1 Mayıs kutlamalarının ertesi günü boyalı basının “1 Mayıs coşku ile kutlandı” manşeti ile çıkması ruhumuza huzur verecek bir haber değil, içimizi acıtacak bir rezilliktir. 1 Mayıs bir deşarj günü değil, tam tersi, bilinç yükseltme ve hedef saptama günüdür. 1 Mayıs programlarında hangi konuşmacı kapitalizmin nasıl bir sömürü sistemi olduğu, sıkıştığı dönemlerde biraz genişleyerek ya da sosyal demokrasi gibi bilinç çelici uygulamaları devreye sokarak emekçileri pasifleştirdiğinden söz eder ki!
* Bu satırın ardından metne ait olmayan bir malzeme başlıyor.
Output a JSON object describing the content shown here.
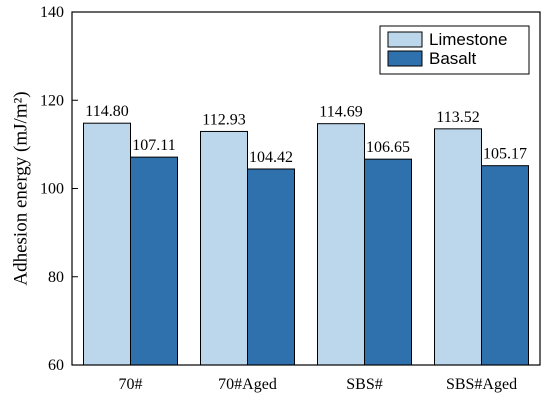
{
  "chart_data": {
    "type": "bar",
    "title": "",
    "xlabel": "",
    "ylabel": "Adhesion energy (mJ/m²)",
    "ylim": [
      60,
      140
    ],
    "yticks": [
      60,
      80,
      100,
      120,
      140
    ],
    "categories": [
      "70#",
      "70#Aged",
      "SBS#",
      "SBS#Aged"
    ],
    "series": [
      {
        "name": "Limestone",
        "color": "#bcd7ec",
        "values": [
          114.8,
          112.93,
          114.69,
          113.52
        ],
        "labels": [
          "114.80",
          "112.93",
          "114.69",
          "113.52"
        ]
      },
      {
        "name": "Basalt",
        "color": "#2f71ad",
        "values": [
          107.11,
          104.42,
          106.65,
          105.17
        ],
        "labels": [
          "107.11",
          "104.42",
          "106.65",
          "105.17"
        ]
      }
    ],
    "grid": false,
    "legend_position": "top-right"
  }
}
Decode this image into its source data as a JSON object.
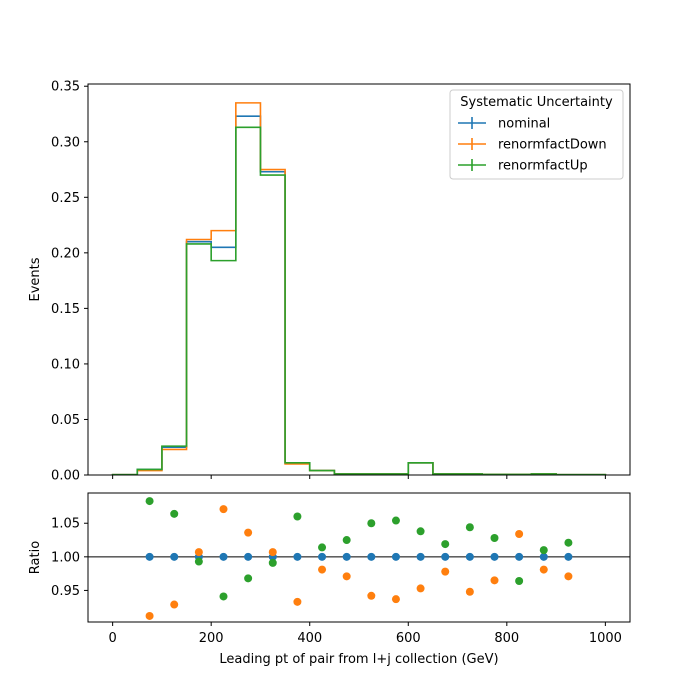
{
  "chart_data": {
    "type": "step-histogram-with-ratio",
    "colors": {
      "nominal": "#1f77b4",
      "renormfactDown": "#ff7f0e",
      "renormfactUp": "#2ca02c",
      "axis": "#000000",
      "reference_line": "#000000"
    },
    "xlabel": "Leading pt of pair from l+j collection (GeV)",
    "top_panel": {
      "ylabel": "Events",
      "xlim": [
        -50,
        1050
      ],
      "ylim": [
        0,
        0.352
      ],
      "yticks": [
        0.0,
        0.05,
        0.1,
        0.15,
        0.2,
        0.25,
        0.3,
        0.35
      ],
      "ytick_labels": [
        "0.00",
        "0.05",
        "0.10",
        "0.15",
        "0.20",
        "0.25",
        "0.30",
        "0.35"
      ],
      "bin_edges": [
        0,
        50,
        100,
        150,
        200,
        250,
        300,
        350,
        400,
        450,
        500,
        550,
        600,
        650,
        700,
        750,
        800,
        850,
        900,
        950,
        1000
      ],
      "series": [
        {
          "name": "nominal",
          "values": [
            0.0003,
            0.005,
            0.025,
            0.21,
            0.205,
            0.323,
            0.273,
            0.011,
            0.004,
            0.001,
            0.001,
            0.001,
            0.011,
            0.001,
            0.001,
            0.0005,
            0.0005,
            0.001,
            0.0003,
            0.0003
          ]
        },
        {
          "name": "renormfactDown",
          "values": [
            0.0003,
            0.004,
            0.023,
            0.212,
            0.22,
            0.335,
            0.275,
            0.01,
            0.004,
            0.001,
            0.001,
            0.001,
            0.011,
            0.001,
            0.001,
            0.0005,
            0.0005,
            0.001,
            0.0003,
            0.0003
          ]
        },
        {
          "name": "renormfactUp",
          "values": [
            0.0003,
            0.005,
            0.026,
            0.208,
            0.193,
            0.313,
            0.27,
            0.011,
            0.004,
            0.001,
            0.001,
            0.001,
            0.011,
            0.001,
            0.001,
            0.0005,
            0.0005,
            0.001,
            0.0003,
            0.0003
          ]
        }
      ],
      "legend": {
        "title": "Systematic Uncertainty",
        "placement": "top-right",
        "entries": [
          "nominal",
          "renormfactDown",
          "renormfactUp"
        ]
      }
    },
    "bottom_panel": {
      "ylabel": "Ratio",
      "xlim": [
        -50,
        1050
      ],
      "ylim": [
        0.903,
        1.095
      ],
      "yticks": [
        0.95,
        1.0,
        1.05
      ],
      "ytick_labels": [
        "0.95",
        "1.00",
        "1.05"
      ],
      "xticks": [
        0,
        200,
        400,
        600,
        800,
        1000
      ],
      "xtick_labels": [
        "0",
        "200",
        "400",
        "600",
        "800",
        "1000"
      ],
      "reference_line": 1.0,
      "x": [
        75,
        125,
        175,
        225,
        275,
        325,
        375,
        425,
        475,
        525,
        575,
        625,
        675,
        725,
        775,
        825,
        875,
        925
      ],
      "series": [
        {
          "name": "nominal",
          "values": [
            1.0,
            1.0,
            1.0,
            1.0,
            1.0,
            1.0,
            1.0,
            1.0,
            1.0,
            1.0,
            1.0,
            1.0,
            1.0,
            1.0,
            1.0,
            1.0,
            1.0,
            1.0
          ]
        },
        {
          "name": "renormfactDown",
          "values": [
            0.912,
            0.929,
            1.007,
            1.071,
            1.036,
            1.007,
            0.933,
            0.981,
            0.971,
            0.942,
            0.937,
            0.953,
            0.978,
            0.948,
            0.965,
            1.034,
            0.981,
            0.971
          ]
        },
        {
          "name": "renormfactUp",
          "values": [
            1.083,
            1.064,
            0.993,
            0.941,
            0.968,
            0.991,
            1.06,
            1.014,
            1.025,
            1.05,
            1.054,
            1.038,
            1.019,
            1.044,
            1.028,
            0.964,
            1.01,
            1.021
          ]
        }
      ]
    }
  }
}
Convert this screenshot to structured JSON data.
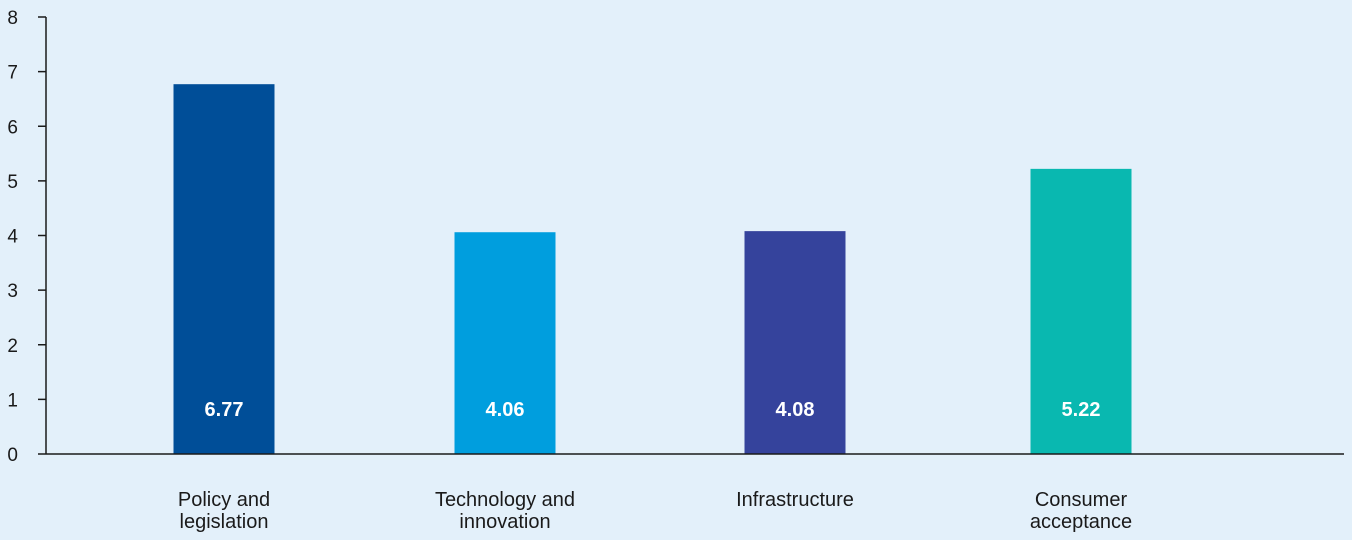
{
  "chart_data": {
    "type": "bar",
    "categories": [
      [
        "Policy and",
        "legislation"
      ],
      [
        "Technology and",
        "innovation"
      ],
      [
        "Infrastructure"
      ],
      [
        "Consumer",
        "acceptance"
      ]
    ],
    "values": [
      6.77,
      4.06,
      4.08,
      5.22
    ],
    "data_labels": [
      "6.77",
      "4.06",
      "4.08",
      "5.22"
    ],
    "bar_colors": [
      "#004e98",
      "#009ede",
      "#35439c",
      "#09b8b0"
    ],
    "yticks": [
      "0",
      "1",
      "2",
      "3",
      "4",
      "5",
      "6",
      "7",
      "8"
    ],
    "ylim": [
      0,
      8
    ],
    "grid": false,
    "legend": "none",
    "title": "",
    "xlabel": "",
    "ylabel": ""
  }
}
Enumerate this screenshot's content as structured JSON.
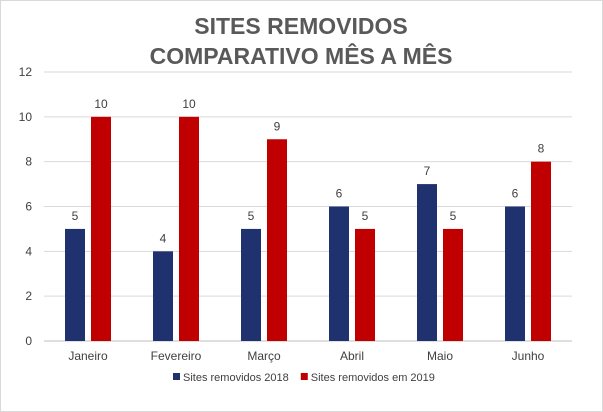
{
  "chart_data": {
    "type": "bar",
    "title_lines": [
      "SITES REMOVIDOS",
      "COMPARATIVO MÊS A MÊS"
    ],
    "categories": [
      "Janeiro",
      "Fevereiro",
      "Março",
      "Abril",
      "Maio",
      "Junho"
    ],
    "series": [
      {
        "name": "Sites removidos 2018",
        "color": "#203170",
        "values": [
          5,
          4,
          5,
          6,
          7,
          6
        ]
      },
      {
        "name": "Sites removidos em 2019",
        "color": "#c00000",
        "values": [
          10,
          10,
          9,
          5,
          5,
          8
        ]
      }
    ],
    "xlabel": "",
    "ylabel": "",
    "ylim": [
      0,
      12
    ],
    "yticks": [
      0,
      2,
      4,
      6,
      8,
      10,
      12
    ],
    "grid": true,
    "legend_position": "bottom",
    "data_labels": true
  }
}
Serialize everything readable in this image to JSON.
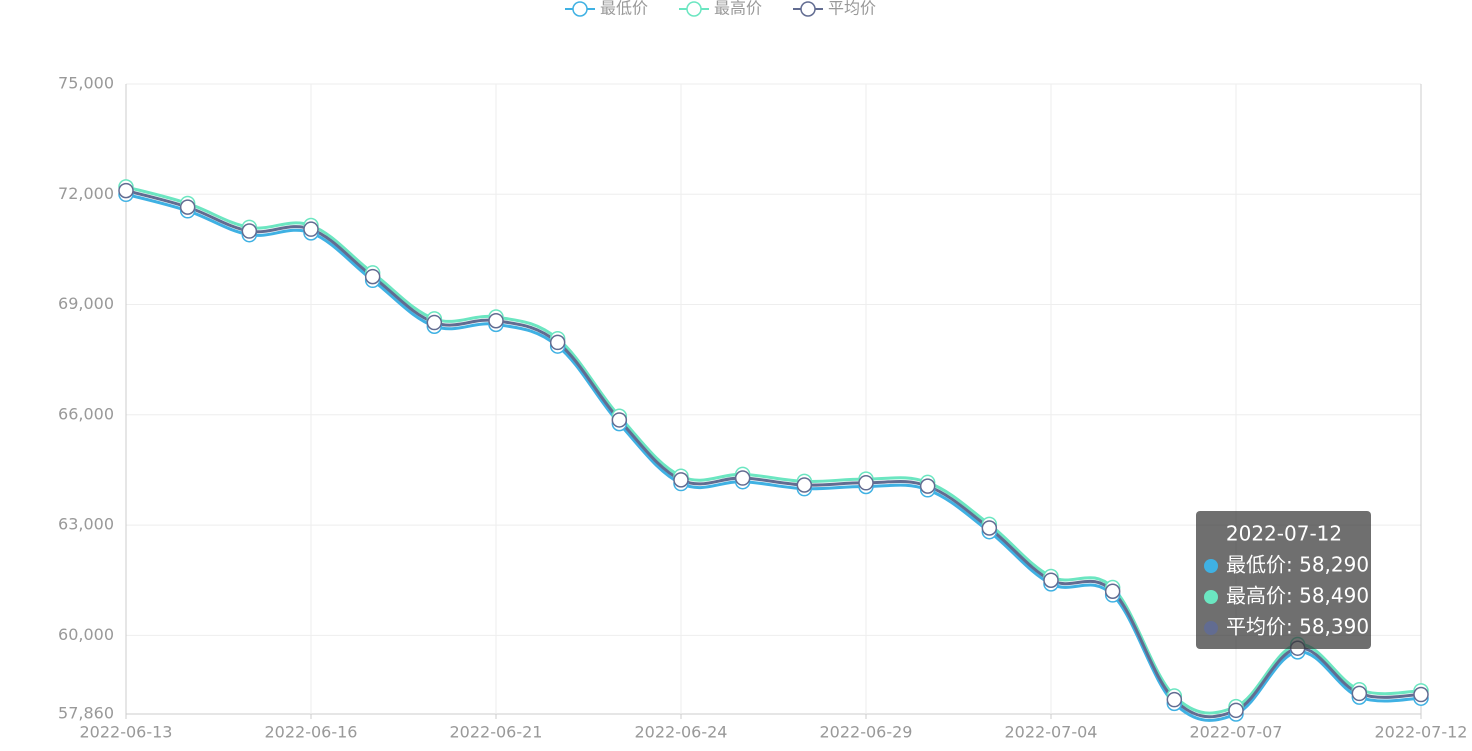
{
  "chart_data": {
    "type": "line",
    "categories": [
      "2022-06-13",
      null,
      null,
      "2022-06-16",
      null,
      null,
      "2022-06-21",
      null,
      null,
      "2022-06-24",
      null,
      null,
      "2022-06-29",
      null,
      null,
      "2022-07-04",
      null,
      null,
      "2022-07-07",
      null,
      null,
      "2022-07-12"
    ],
    "series": [
      {
        "name": "最低价",
        "color": "#3fb1e3",
        "values": [
          72000,
          71550,
          70900,
          70950,
          69660,
          68410,
          68460,
          67870,
          65760,
          64130,
          64180,
          63990,
          64050,
          63960,
          62820,
          61400,
          61100,
          58150,
          57860,
          59550,
          58320,
          58290
        ]
      },
      {
        "name": "最高价",
        "color": "#6be6c1",
        "values": [
          72200,
          71750,
          71100,
          71150,
          69860,
          68610,
          68660,
          68070,
          65960,
          64330,
          64380,
          64190,
          64250,
          64160,
          63020,
          61600,
          61300,
          58350,
          58060,
          59750,
          58520,
          58490
        ]
      },
      {
        "name": "平均价",
        "color": "#626c91",
        "values": [
          72100,
          71650,
          71000,
          71050,
          69760,
          68510,
          68560,
          67970,
          65860,
          64230,
          64280,
          64090,
          64150,
          64060,
          62920,
          61500,
          61200,
          58250,
          57960,
          59650,
          58420,
          58390
        ]
      }
    ],
    "ylim": [
      57860,
      75000
    ],
    "yticks": [
      {
        "value": 57860,
        "label": "57,860"
      },
      {
        "value": 60000,
        "label": "60,000"
      },
      {
        "value": 63000,
        "label": "63,000"
      },
      {
        "value": 66000,
        "label": "66,000"
      },
      {
        "value": 69000,
        "label": "69,000"
      },
      {
        "value": 72000,
        "label": "72,000"
      },
      {
        "value": 75000,
        "label": "75,000"
      }
    ],
    "grid": true,
    "legend": "top",
    "tooltip": {
      "title": "2022-07-12",
      "entries": [
        "最低价: 58,290",
        "最高价: 58,490",
        "平均价: 58,390"
      ]
    }
  }
}
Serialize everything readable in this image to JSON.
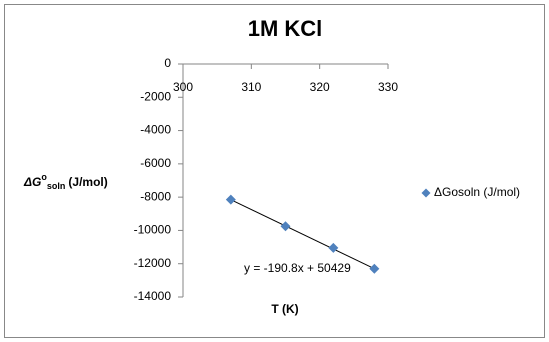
{
  "chart_data": {
    "type": "scatter",
    "title": "1M KCl",
    "x_label": "T (K)",
    "y_label": {
      "main": "ΔG",
      "sup": "o",
      "sub": "soln",
      "unit": "(J/mol)"
    },
    "series": [
      {
        "name": "ΔGosoln (J/mol)",
        "color": "#4f81bd",
        "x": [
          307,
          315,
          322,
          328
        ],
        "values": [
          -8150,
          -9750,
          -11050,
          -12300
        ]
      }
    ],
    "trendline_label": "y = -190.8x + 50429",
    "xlim": [
      300,
      330
    ],
    "xticks": [
      300,
      310,
      320,
      330
    ],
    "ylim": [
      -14000,
      0
    ],
    "yticks": [
      0,
      -2000,
      -4000,
      -6000,
      -8000,
      -10000,
      -12000,
      -14000
    ],
    "legend": "right"
  }
}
Emekçi konusu tek bir güne sığdırılamaz. Bütün bir ay emekçi ayı olarak ilan edilmeli ve emekçilere üretim, katma değer, ücret, sömürü, artık değer ve devlet gibi kavramlar üzerinde yaygın seminerler yapılmalıdır. Emekçilere varsıların servetlerinin sosyal olarak ne anlama geldiği açıklanmalıdır. Yaşanan trajediler emekçilere sistematik olarak verilmelidir. Örneğin, içinden geçtiğimiz pandemi döneminde evde kahvesini yudumlayan patronların kasasına hayatı pahasına zorlanarak para basan emekçilerin hikâyesi gündemden düşmemelidir. Sağlıkçılarımızın siyasilerce dikkate alınmayıp salt alkışlarla pohpohlanan zorlu yaşam koşulları dikkatlerden kaçmamalıdır. Emekliler sadece çalıştıkları sürece yaptıkları birikimlerini değil, aynı zamanda sömürü yoluyla patrona aktardıklarını da istemeli, sendikalar bu bilinci geliştirmelidir. Kısacası, 1 Mayıs günü ve tüm zamanlarda üzerinde kafa yormamız ve plan yapmamız bir çok konu bizi beklemektedir.
Teknoloji gelişip, üretim robotlaştıkça, yapay zekâ sistemleri giderek yaşamımıza girdikçe mutlu olacağımıza, derin kasvete kapılıyoruz. Sebep, robotlaşmanın ve yapay zekânın işsizliğe yol açacağı ve yoksulluğu yaygınlaştırıp, derinleştireceği görüşüdür. Ne denli ters ilişki ve düşünce sistemidir bu böyle! Eğer muazzam zekâ eseri toplumlara büyük olanaklar sunabiliyorsa niçin üzülüyoruz ki! Evet, üzülüyoruz, çünkü sistem değişikliğini düşünemeyip, bu sistem içinde kalarak işsizliğin derdine düşüyoruz. Oysa tüm işlerimizi robotlar görse, bizler tiyatro yapsak, konferanslarda görüşlerimizi paylaşsak daha iyi bir toplumsal yapıyı kurmuş olmaz mıyız? İşte işin püf noktası burasıdır: zira don(durul)muş bilincimizle mülkiyet değişimini kesinlikle düşünemiyoruz. Adeta ket vurulmuş bilincimizle olağanüstü nimetlere kuşku ve nefretle yaklaşıyoruz.
1 Mayıs’lar ve emekçi bilinçlenme ayı olarak işlenebilecek Mayıs aylarının emekçilere ve tüm topluma huzur ve aydınlık yolu açabilmesi dileği ile!